Ali Babacan

Ankara'nın Ulus semtinde ticaretle uğraşan bir ailenin çocuğu olarak, 1967'de dünyaya gelen Babacan, iddialı bir eğitim geçmişine sahip. Orta Doğu Teknik Üniversitesi (ODTÜ) Endüstri Mühendisliği Bölümü'nü birincilikle bitiren Babacan, 1990 yılında Fulbright bursunu kazanarak, Amerika Birleşik Devletleri (ABD) Northwestern Üniversitesi Kellogg School'da işletme dalında yüksek lisansını tamamladı. ABD'de finans sektörünün üst düzey yöneticilerine danışmanlık yapan özel bir şirkette çalışan Babacan Türkiye’de siyasete atıldı.

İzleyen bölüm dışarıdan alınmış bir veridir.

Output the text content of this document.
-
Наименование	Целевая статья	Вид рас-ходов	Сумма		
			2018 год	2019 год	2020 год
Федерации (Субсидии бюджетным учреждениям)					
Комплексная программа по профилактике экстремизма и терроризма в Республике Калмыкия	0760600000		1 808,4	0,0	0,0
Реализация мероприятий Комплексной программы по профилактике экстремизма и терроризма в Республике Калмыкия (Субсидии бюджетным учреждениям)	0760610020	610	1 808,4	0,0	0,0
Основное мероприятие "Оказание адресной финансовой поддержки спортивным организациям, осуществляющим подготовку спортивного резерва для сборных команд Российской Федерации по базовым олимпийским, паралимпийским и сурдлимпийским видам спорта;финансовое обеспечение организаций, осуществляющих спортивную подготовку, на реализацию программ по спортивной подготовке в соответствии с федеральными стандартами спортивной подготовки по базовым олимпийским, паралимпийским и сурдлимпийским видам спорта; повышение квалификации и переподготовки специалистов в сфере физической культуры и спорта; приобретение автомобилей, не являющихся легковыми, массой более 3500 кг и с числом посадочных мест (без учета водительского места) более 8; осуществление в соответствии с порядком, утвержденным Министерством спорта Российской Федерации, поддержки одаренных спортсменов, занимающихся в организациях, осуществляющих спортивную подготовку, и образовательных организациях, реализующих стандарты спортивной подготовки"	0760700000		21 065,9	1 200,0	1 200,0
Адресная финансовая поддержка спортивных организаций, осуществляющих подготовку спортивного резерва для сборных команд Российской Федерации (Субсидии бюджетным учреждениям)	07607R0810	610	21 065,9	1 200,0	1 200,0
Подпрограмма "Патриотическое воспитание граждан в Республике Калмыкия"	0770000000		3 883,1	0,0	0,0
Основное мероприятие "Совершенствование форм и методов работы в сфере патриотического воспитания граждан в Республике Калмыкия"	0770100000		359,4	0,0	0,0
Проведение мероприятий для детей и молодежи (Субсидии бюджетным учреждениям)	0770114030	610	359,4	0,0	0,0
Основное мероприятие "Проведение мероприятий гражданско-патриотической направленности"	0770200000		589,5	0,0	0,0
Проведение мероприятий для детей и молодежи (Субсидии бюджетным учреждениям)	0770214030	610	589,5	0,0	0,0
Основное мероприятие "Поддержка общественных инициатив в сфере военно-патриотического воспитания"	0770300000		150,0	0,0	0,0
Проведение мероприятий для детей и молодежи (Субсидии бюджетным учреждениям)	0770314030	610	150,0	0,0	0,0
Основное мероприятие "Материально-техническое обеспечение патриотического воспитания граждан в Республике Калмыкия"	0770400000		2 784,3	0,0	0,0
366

ABD’den Türkiye’ye, doğduğu ve yaşadığı şehir olan Ankara’ya dönen Babacan, Adalet ve Kalkınma Partisi'nin kurulup ülke siyasetine etkili bir giriş yaptığı 2001 yılında siyasete atıldı. Kurulduğu yıl, partinin Merkez ve Yönetim Kurulu üyeliğine seçilen Babacan, 2002 senesinde CBNC-e kanalına verdiği uzun söyleşide, partisinin iktidar olması durumunda uygulamada, ekonomide nelerin görüleceğine dair soruya, çok etkili yanıt vermişti. Babacan o demeçte ülkenin ekonomisiyle yakından ilgilendiğini ve gelecekte de ilgilenmeye devam edeceğinin sinyallerini vermişti. Babacan, söz konusu röportajdan yaklaşık bir ay sonra milletvekili oldu ve henüz 30'lu yaşlarının ortasında ekonominin başına geçti.

58 ve 59’uncu hükümetlerde Ekonomiden Sorumlu Devlet Bakanlığı görevini yürüten Ali Babacan'ın genel olarak neo-liberal anlayışa dayanan ekonomiyle ilgili stratejisi kabaca; kamu üzerindeki borç yükünün asgari düzeye çekilmesi, böylece uzun vadede kamunun borçlanma maliyetlerinin düşürülmesi, özel sektörün ise hem iç hem uluslararası piyasada kredi olanaklarına erişiminin önünün açılması üzerine kuruluydu. Bu çerçevede özel sektör yatırımları, artan iç talep ve ihracat ile büyüme yakalandı. Bu stratejinin sonunda büyüme hızlandı, kamu borcu azaldı, bütçe açıkları düştü, enflasyon kontrol altına alındı. Bunların ardında da üst üste not artırımları geldi ve Türkiye'nin kredi notu tarihinde ilk kez yatırım yapılabilir seviyeye çıktı.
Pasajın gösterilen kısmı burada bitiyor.